You can’t write a post about matbucha (Moroccan cooked salad) without writing about Yeruham. The cooked salad and the small town in the Negev Desert of Israel go together. The aroma of tomatoes cooking with garlic and peppers being charred over an open flame is the aroma of my hometown – on a late morning on every Friday every house and building you walk into would have that smell.
Just a little background, I grew up in Yerucham until I was about twelve years old, it’s where my maternal grandparents arrived and settled 60 years ago when they did aliyah from Morocco. Settling in the south wasn’t their choice, but it’s where the young government of Israel put them – a long story. Until I had my children, I resented this dreary town. Mostly because it was small, unattractive, and right in the middle of nowhere – the usual reasons most people don’t like small towns. But as I have grown older, wiser, and well traveled, I have begun to understand what it is people see in this place.
After my little sister Inbar died (and was buried there, according to her wishes) I completely gave up my judgments and learned to appreciate the desert. No place in the world could have comforted me the way this place did while I was grieving and aching. The silent of the desert muted my dark thoughts, the sunny bright days showed me the light and the kindness and warmth of the locals warmed my heart. It was the only place I felt safe and at peace with the hell that I was going through.
My home town is very much like Salada Matbucha. It’s not pretty, it has no fancy name, it has no sophistication – but it has a soul and an incredible ability to comfort. Especially when life smacks you in the face without mercy.
Matbucha is only one of many cooked salads traditionally prepared by Moroccan Jews every Friday for Shabbat and holiday dinners.

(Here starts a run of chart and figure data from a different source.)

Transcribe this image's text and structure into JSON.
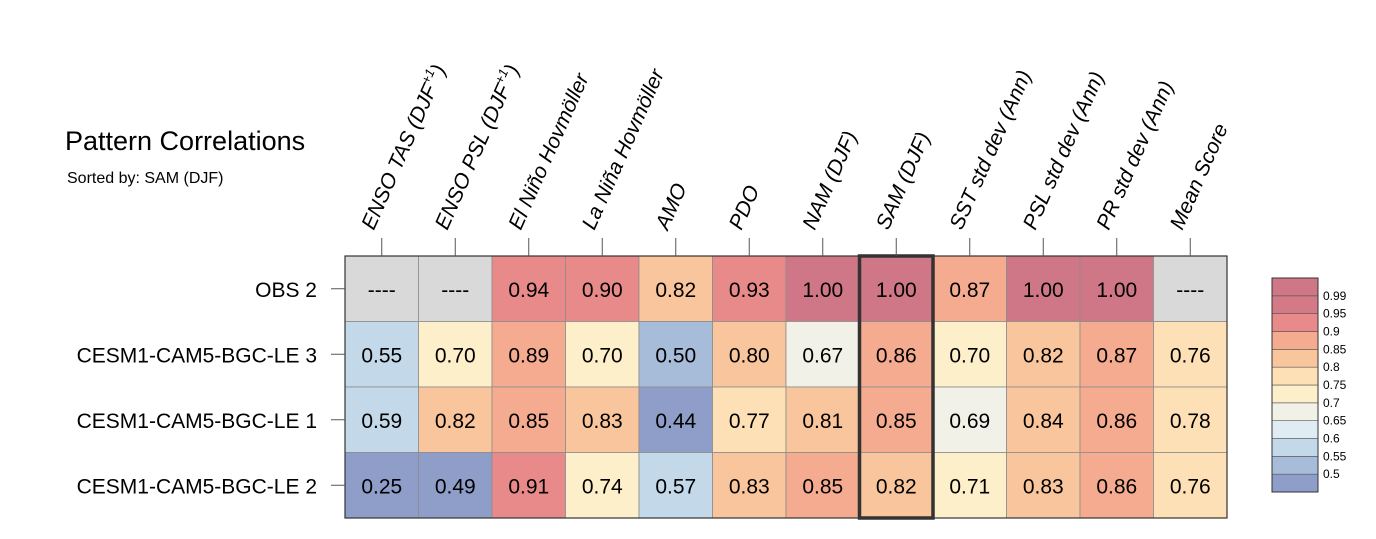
{
  "title": "Pattern Correlations",
  "subtitle": "Sorted by: SAM (DJF)",
  "chart_data": {
    "type": "heatmap",
    "columns": [
      {
        "base": "ENSO TAS (DJF",
        "sup": "+1",
        "tail": ")"
      },
      {
        "base": "ENSO PSL (DJF",
        "sup": "+1",
        "tail": ")"
      },
      {
        "base": "El Niño Hovmöller"
      },
      {
        "base": "La Niña Hovmöller"
      },
      {
        "base": "AMO"
      },
      {
        "base": "PDO"
      },
      {
        "base": "NAM (DJF)"
      },
      {
        "base": "SAM (DJF)"
      },
      {
        "base": "SST std dev (Ann)"
      },
      {
        "base": "PSL std dev (Ann)"
      },
      {
        "base": "PR std dev (Ann)"
      },
      {
        "base": "Mean Score"
      }
    ],
    "rows": [
      "OBS 2",
      "CESM1-CAM5-BGC-LE 3",
      "CESM1-CAM5-BGC-LE 1",
      "CESM1-CAM5-BGC-LE 2"
    ],
    "values": [
      [
        null,
        null,
        0.94,
        0.9,
        0.82,
        0.93,
        1.0,
        1.0,
        0.87,
        1.0,
        1.0,
        null
      ],
      [
        0.55,
        0.7,
        0.89,
        0.7,
        0.5,
        0.8,
        0.67,
        0.86,
        0.7,
        0.82,
        0.87,
        0.76
      ],
      [
        0.59,
        0.82,
        0.85,
        0.83,
        0.44,
        0.77,
        0.81,
        0.85,
        0.69,
        0.84,
        0.86,
        0.78
      ],
      [
        0.25,
        0.49,
        0.91,
        0.74,
        0.57,
        0.83,
        0.85,
        0.82,
        0.71,
        0.83,
        0.86,
        0.76
      ]
    ],
    "missing_label": "----",
    "highlighted_column": "SAM (DJF)",
    "colorbar": {
      "boundaries": [
        0.5,
        0.55,
        0.6,
        0.65,
        0.7,
        0.75,
        0.8,
        0.85,
        0.9,
        0.95,
        0.99
      ],
      "tick_labels": [
        "0.5",
        "0.55",
        "0.6",
        "0.65",
        "0.7",
        "0.75",
        "0.8",
        "0.85",
        "0.9",
        "0.95",
        "0.99"
      ],
      "colors": [
        "#8f9ec8",
        "#a7bcd9",
        "#c3d8e8",
        "#e0ecf4",
        "#f1f1e7",
        "#fdefc9",
        "#fde0b5",
        "#f9c59c",
        "#f5ab90",
        "#e88a89",
        "#d47a87",
        "#cf7787"
      ],
      "missing_color": "#d9d9d9"
    }
  }
}
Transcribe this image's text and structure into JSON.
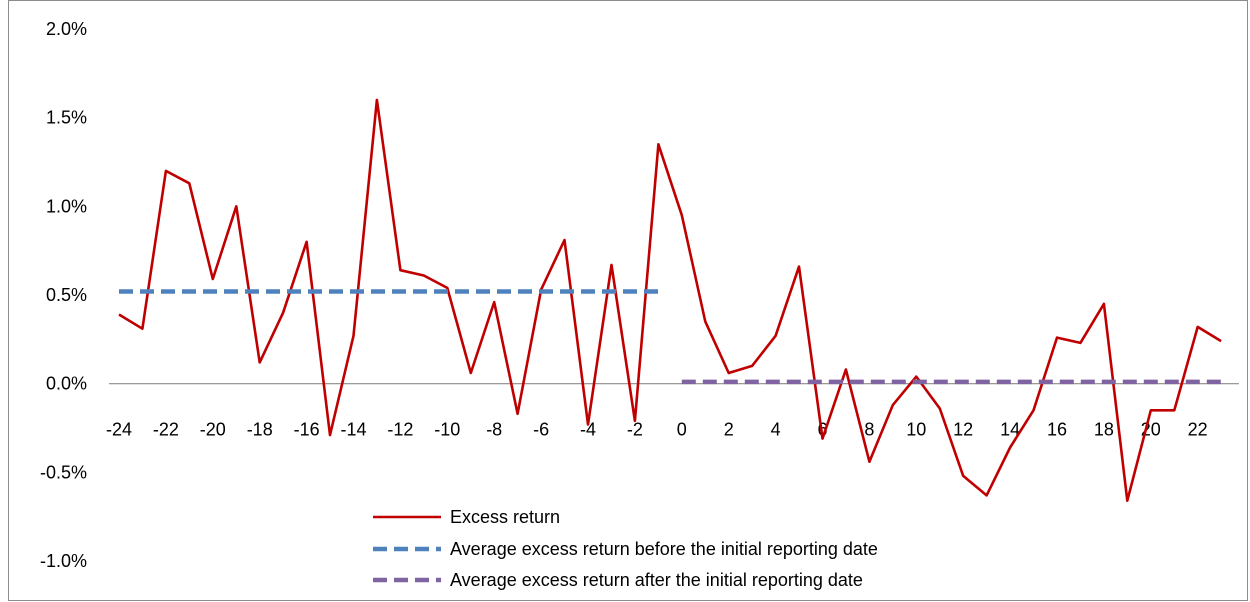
{
  "chart_data": {
    "type": "line",
    "title": "",
    "xlabel": "",
    "ylabel": "",
    "ylim": [
      -0.01,
      0.02
    ],
    "xlim": [
      -24,
      23
    ],
    "y_ticks": [
      "2.0%",
      "1.5%",
      "1.0%",
      "0.5%",
      "0.0%",
      "-0.5%",
      "-1.0%"
    ],
    "x_ticks": [
      "-24",
      "-22",
      "-20",
      "-18",
      "-16",
      "-14",
      "-12",
      "-10",
      "-8",
      "-6",
      "-4",
      "-2",
      "0",
      "2",
      "4",
      "6",
      "8",
      "10",
      "12",
      "14",
      "16",
      "18",
      "20",
      "22"
    ],
    "grid": false,
    "legend_position": "bottom",
    "series": [
      {
        "name": "Excess return",
        "color": "#c00000",
        "style": "solid",
        "x": [
          -24,
          -23,
          -22,
          -21,
          -20,
          -19,
          -18,
          -17,
          -16,
          -15,
          -14,
          -13,
          -12,
          -11,
          -10,
          -9,
          -8,
          -7,
          -6,
          -5,
          -4,
          -3,
          -2,
          -1,
          0,
          1,
          2,
          3,
          4,
          5,
          6,
          7,
          8,
          9,
          10,
          11,
          12,
          13,
          14,
          15,
          16,
          17,
          18,
          19,
          20,
          21,
          22,
          23
        ],
        "values": [
          0.0039,
          0.0031,
          0.012,
          0.0113,
          0.0059,
          0.01,
          0.0012,
          0.004,
          0.008,
          -0.0029,
          0.0027,
          0.016,
          0.0064,
          0.0061,
          0.0054,
          0.0006,
          0.0046,
          -0.0017,
          0.0053,
          0.0081,
          -0.0023,
          0.0067,
          -0.0021,
          0.0135,
          0.0095,
          0.0035,
          0.0006,
          0.001,
          0.0027,
          0.0066,
          -0.0031,
          0.0008,
          -0.0044,
          -0.0012,
          0.0004,
          -0.0014,
          -0.0052,
          -0.0063,
          -0.0036,
          -0.0015,
          0.0026,
          0.0023,
          0.0045,
          -0.0066,
          -0.0015,
          -0.0015,
          0.0032,
          0.0024
        ]
      },
      {
        "name": "Average excess return before the initial reporting date",
        "color": "#4f81bd",
        "style": "dashed",
        "x": [
          -24,
          -1
        ],
        "values": [
          0.0052,
          0.0052
        ]
      },
      {
        "name": "Average excess return after the initial reporting date",
        "color": "#8064a2",
        "style": "dashed",
        "x": [
          0,
          23
        ],
        "values": [
          0.0001,
          0.0001
        ]
      }
    ]
  }
}
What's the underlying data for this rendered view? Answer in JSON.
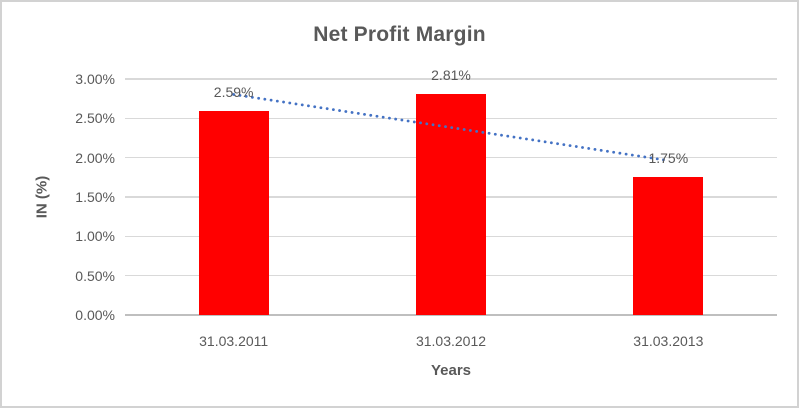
{
  "frame": {
    "background": "#FFFFFF",
    "border_color": "#D2D2D2"
  },
  "chart_data": {
    "type": "bar",
    "title": "Net Profit Margin",
    "categories": [
      "31.03.2011",
      "31.03.2012",
      "31.03.2013"
    ],
    "values": [
      2.59,
      2.81,
      1.75
    ],
    "data_labels": [
      "2.59%",
      "2.81%",
      "1.75%"
    ],
    "xlabel": "Years",
    "ylabel": "IN (%)",
    "ylim": [
      0,
      3
    ],
    "yticks": [
      {
        "value": 0,
        "label": "0.00%"
      },
      {
        "value": 0.5,
        "label": "0.50%"
      },
      {
        "value": 1,
        "label": "1.00%"
      },
      {
        "value": 1.5,
        "label": "1.50%"
      },
      {
        "value": 2,
        "label": "2.00%"
      },
      {
        "value": 2.5,
        "label": "2.50%"
      },
      {
        "value": 3,
        "label": "3.00%"
      }
    ],
    "grid": true,
    "legend": "none",
    "bar_color": "#FF0000",
    "trendline": {
      "type": "linear",
      "style": "dotted",
      "color": "#4472C4",
      "start_value": 2.8033,
      "end_value": 1.9633
    },
    "text_color": "#595959",
    "gridline_color": "#D9D9D9",
    "axis_line_color": "#BFBFBF"
  }
}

This is my mother’s matbucha. If I had to choose one Moroccan dish to represent Jewish Moroccan culture, this would definitely be it. (It’s more like a tomato and pepper jam, or a dip, than it is a salad – but that’s what Moroccans call it.)
There are few slightly differences between this recipe and the traditional recipe:
- When one pound tomatoes cost more then five pair of socks at Old Navy I use canned ones – something my mother, God forbid!, would never approve.

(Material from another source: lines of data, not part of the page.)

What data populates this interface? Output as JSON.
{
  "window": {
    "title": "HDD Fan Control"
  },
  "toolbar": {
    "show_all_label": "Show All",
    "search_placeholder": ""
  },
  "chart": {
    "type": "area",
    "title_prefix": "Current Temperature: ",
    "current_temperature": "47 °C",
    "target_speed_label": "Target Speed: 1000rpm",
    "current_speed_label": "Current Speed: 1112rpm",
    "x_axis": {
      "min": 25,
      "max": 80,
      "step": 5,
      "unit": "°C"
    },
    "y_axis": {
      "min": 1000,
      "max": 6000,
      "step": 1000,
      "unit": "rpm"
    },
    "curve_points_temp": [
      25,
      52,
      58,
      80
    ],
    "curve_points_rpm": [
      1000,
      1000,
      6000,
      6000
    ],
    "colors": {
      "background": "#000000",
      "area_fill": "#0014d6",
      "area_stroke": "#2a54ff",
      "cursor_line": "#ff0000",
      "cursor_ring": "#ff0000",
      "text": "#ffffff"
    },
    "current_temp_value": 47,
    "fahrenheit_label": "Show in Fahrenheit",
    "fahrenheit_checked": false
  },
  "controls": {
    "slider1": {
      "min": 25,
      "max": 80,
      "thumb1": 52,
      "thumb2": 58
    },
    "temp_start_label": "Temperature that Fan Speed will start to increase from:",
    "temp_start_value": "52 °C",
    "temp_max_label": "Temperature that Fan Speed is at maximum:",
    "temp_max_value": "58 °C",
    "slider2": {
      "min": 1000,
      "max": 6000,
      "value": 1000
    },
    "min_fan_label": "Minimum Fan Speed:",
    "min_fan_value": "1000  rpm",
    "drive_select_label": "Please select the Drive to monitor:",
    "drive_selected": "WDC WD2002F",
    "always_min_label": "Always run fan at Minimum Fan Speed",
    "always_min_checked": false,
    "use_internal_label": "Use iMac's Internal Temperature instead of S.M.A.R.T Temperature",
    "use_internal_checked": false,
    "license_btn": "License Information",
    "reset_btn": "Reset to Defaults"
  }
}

- When I don’t have time to burn the peppers I cooked them straight in.
- I use olive oil instead of canola oil. Both taste good, but olive oil is healthier.
The key to a successful matbucha is ripe tomatoes and minimum two hours simmering.
To burn the peppers:
Put a grilling wire over the stove burner over high heat. Place the peppers over and occasionally turn them over (you can use tongs) when their the skin is blackened). Let the peppers cool before you peel their skin. It’s easier to peel them with wet fingers. So do it over the faucet with the water running. DON’T wash the peppers.
Matbucha Moroccan Tomato Mezze
- 2 pounds ripe plum tomatoes or 2 cans of whole peeled plum tomatoes
- 8 – 10 medium garlic cloves, peeled
- 2 – 3 hot green peppers (not bell peppers)
- ½ cup olive oil or avocado oil
- 1 tablespoon sweet paprika
- ½ teaspoon turmeric
- ½ teaspoon sugar
- Peel the tomatoes (soak them in boiled water or with a sharp knife or tomato peeler) and quarter them. Put them and the garlic in a large heavy bottom saucepan over medium heat. Cut the peppers into strips and add them to the pot. Sprinkle salt and stir.
- Lower the heat and simmer, uncovered, for about 1 hour – stirring occasionally to prevent the tomatoes from scorching.
- Put the oil, paprika, turmeric and sugar into a jar and mix.
- When most of the liquids in the pan have evaporated, add the oil-spice mixture and stir. Continue to simmer, but now, instead of stirring, use a potato masher or a big fork to mash the tomatoes occasionally. cook for 1 hour or until all of the liquid has evaporated completely and the texture of the matbucha resembles an oily jam.